私の意志は無視して勝手なことを言う。いけない、彼に丸め込まれてしまいそうだ。

「どうあっても続ける、とおっしゃるんですね」
「俺はそう望んでいる」
「受け入れられない、と言えば?」

瞬間彼との間に剣呑な空気が生じる。

「俺はわがままで、だから何をするか分からない。この間のことを吹聴して回るかもしれない」

ハラスメント三重奏で迫ったばかりかあの出来事も脅しの材料にするのか。
本当にこの人は大きな子供のようだ。
ここを辞めて他の科や他所の大学に行く選択肢はある。でも彼の知識と技術は吸収したい。なら答えは……

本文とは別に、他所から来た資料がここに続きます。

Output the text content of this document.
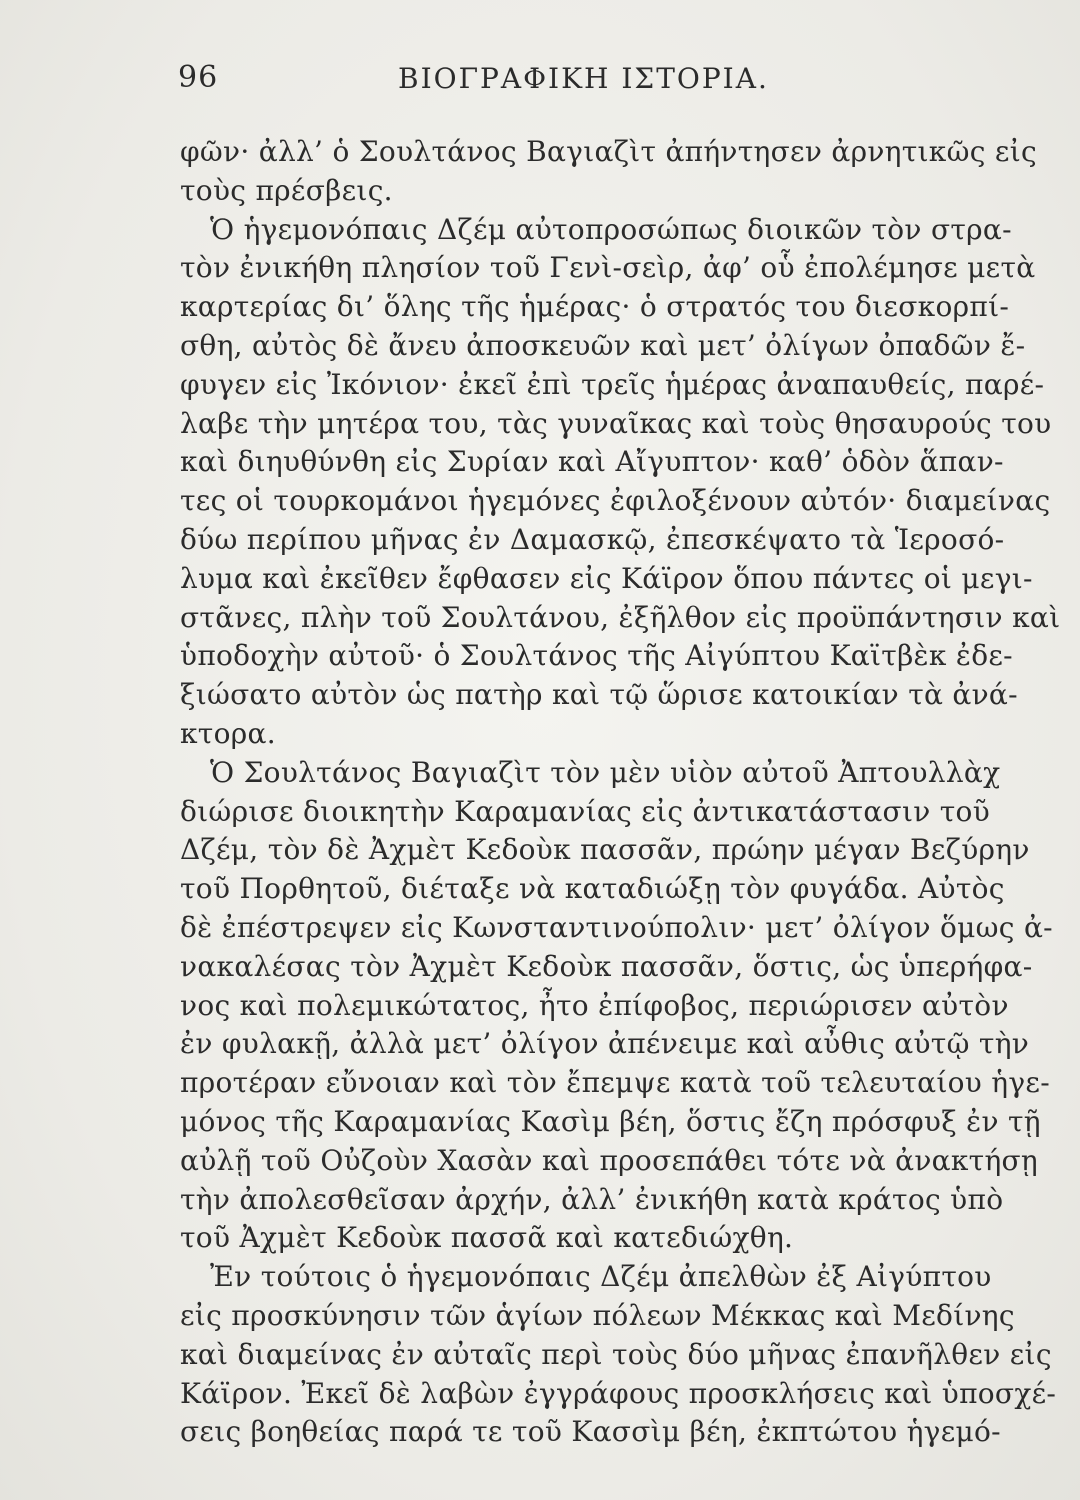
96	ΒΙΟΓΡΑΦΙΚΗ ΙΣΤΟΡΙΑ.
φῶν· ἀλλ’ ὁ Σουλτάνος Βαγιαζὶτ ἀπήντησεν ἀρνητικῶς εἰς
τοὺς πρέσβεις.
Ὁ ἡγεμονόπαις Δζέμ αὐτοπροσώπως διοικῶν τὸν στρα-
τὸν ἐνικήθη πλησίον τοῦ Γενὶ-σεὶρ, ἀφ’ οὗ ἐπολέμησε μετὰ
καρτερίας δι’ ὅλης τῆς ἡμέρας· ὁ στρατός του διεσκορπί-
σθη, αὐτὸς δὲ ἄνευ ἀποσκευῶν καὶ μετ’ ὀλίγων ὀπαδῶν ἔ-
φυγεν εἰς Ἰκόνιον· ἐκεῖ ἐπὶ τρεῖς ἡμέρας ἀναπαυθείς, παρέ-
λαβε τὴν μητέρα του, τὰς γυναῖκας καὶ τοὺς θησαυρούς του
καὶ διηυθύνθη εἰς Συρίαν καὶ Αἴγυπτον· καθ’ ὁδὸν ἅπαν-
τες οἱ τουρκομάνοι ἡγεμόνες ἐφιλοξένουν αὐτόν· διαμείνας
δύω περίπου μῆνας ἐν Δαμασκῷ, ἐπεσκέψατο τὰ Ἱεροσό-
λυμα καὶ ἐκεῖθεν ἔφθασεν εἰς Κάϊρον ὅπου πάντες οἱ μεγι-
στᾶνες, πλὴν τοῦ Σουλτάνου, ἐξῆλθον εἰς προϋπάντησιν καὶ
ὑποδοχὴν αὐτοῦ· ὁ Σουλτάνος τῆς Αἰγύπτου Καϊτβὲκ ἐδε-
ξιώσατο αὐτὸν ὡς πατὴρ καὶ τῷ ὥρισε κατοικίαν τὰ ἀνά-
κτορα.
Ὁ Σουλτάνος Βαγιαζὶτ τὸν μὲν υἱὸν αὐτοῦ Ἀπτουλλὰχ
διώρισε διοικητὴν Καραμανίας εἰς ἀντικατάστασιν τοῦ
Δζέμ, τὸν δὲ Ἀχμὲτ Κεδοὺκ πασσᾶν, πρώην μέγαν Βεζύρην
τοῦ Πορθητοῦ, διέταξε νὰ καταδιώξῃ τὸν φυγάδα. Αὐτὸς
δὲ ἐπέστρεψεν εἰς Κωνσταντινούπολιν· μετ’ ὀλίγον ὅμως ἀ-
νακαλέσας τὸν Ἀχμὲτ Κεδοὺκ πασσᾶν, ὅστις, ὡς ὑπερήφα-
νος καὶ πολεμικώτατος, ἦτο ἐπίφοβος, περιώρισεν αὐτὸν
ἐν φυλακῇ, ἀλλὰ μετ’ ὀλίγον ἀπένειμε καὶ αὖθις αὐτῷ τὴν
προτέραν εὔνοιαν καὶ τὸν ἔπεμψε κατὰ τοῦ τελευταίου ἡγε-
μόνος τῆς Καραμανίας Κασὶμ βέη, ὅστις ἔζη πρόσφυξ ἐν τῇ
αὐλῇ τοῦ Οὐζοὺν Χασὰν καὶ προσεπάθει τότε νὰ ἀνακτήσῃ
τὴν ἀπολεσθεῖσαν ἀρχήν, ἀλλ’ ἐνικήθη κατὰ κράτος ὑπὸ
τοῦ Ἀχμὲτ Κεδοὺκ πασσᾶ καὶ κατεδιώχθη.
Ἐν τούτοις ὁ ἡγεμονόπαις Δζέμ ἀπελθὼν ἐξ Αἰγύπτου
εἰς προσκύνησιν τῶν ἁγίων πόλεων Μέκκας καὶ Μεδίνης
καὶ διαμείνας ἐν αὐταῖς περὶ τοὺς δύο μῆνας ἐπανῆλθεν εἰς
Κάϊρον. Ἐκεῖ δὲ λαβὼν ἐγγράφους προσκλήσεις καὶ ὑποσχέ-
σεις βοηθείας παρά τε τοῦ Κασσὶμ βέη, ἐκπτώτου ἡγεμό-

「絶対に秘密にしてください。……業務時間内には嫌です。休日や学外もです。この部屋で以外触らないで下さい」

こちらの条件を挙げてみる。彼はそれを検討しているようだ。
手軽に抱くのだから学内限定だし、仕事優先なのは当然だろう。
医局の人たちにばれたらお互い今後がやりにくい。

「他の女性と関係したら感染症のチェックを。というよりそちらに本気になってください」

彼は私のうなじに手を添える。そこに力がこめられ引き寄せられる。

「お互い他の人に本気になったら終えよう。その条件で結構だ。俺は時間を、君は技術と知識を手に入れる。
業務時間が終わって学内にいれば誘いを無視しないで応じて欲しい」

そう言って彼は口付けてきた。唇を甘噛みされ舌でなぞられる。
促されて少し開けた隙間から彼の舌が入り込む。口の中をゆっくりとうごめき私の舌を探り当てた。
舌をからめられて息が苦しくなってくる。いつの間にか背を撫でる手を受け入れていた。

彼の手が白衣のボタンにかかるのを感じ慌てて離れた。

「教授、駄目です。このあとも用事があります」

彼は不機嫌そうにむくれているがこっちの知ったことではない。

「いつ終わる?」

頭の中で計算する。あれとこれをやって、書類を出して……

「一時間くらいです」
「分かった。それが終わったらおいで。必ずだよ。逃げるのは許さない」

ようやく開放されて教授室を出た。
自己保身も働いた上で彼の欲望処理係ともいえる関係を了承してしまった。
どうしてそうなった。自分でも良く分からないままとりあえず書類を医局長に出すべく廊下を歩き出した。

終わり?


おまけ

「大学院に進学します」

どんなに嬉しかったか君は知らない。
これで四年間は俺の傍にいてくれる。嬉しくてその願書に必要以上の力をこめて押印したくらいだ。
おまけに今後まで約束できた。
全身全霊で君を育てよう。一人前の医師になるように。
一時間後に、と約束させた。
待ちきれないが仕事を済ませてしまおう。決して邪魔が入らぬように。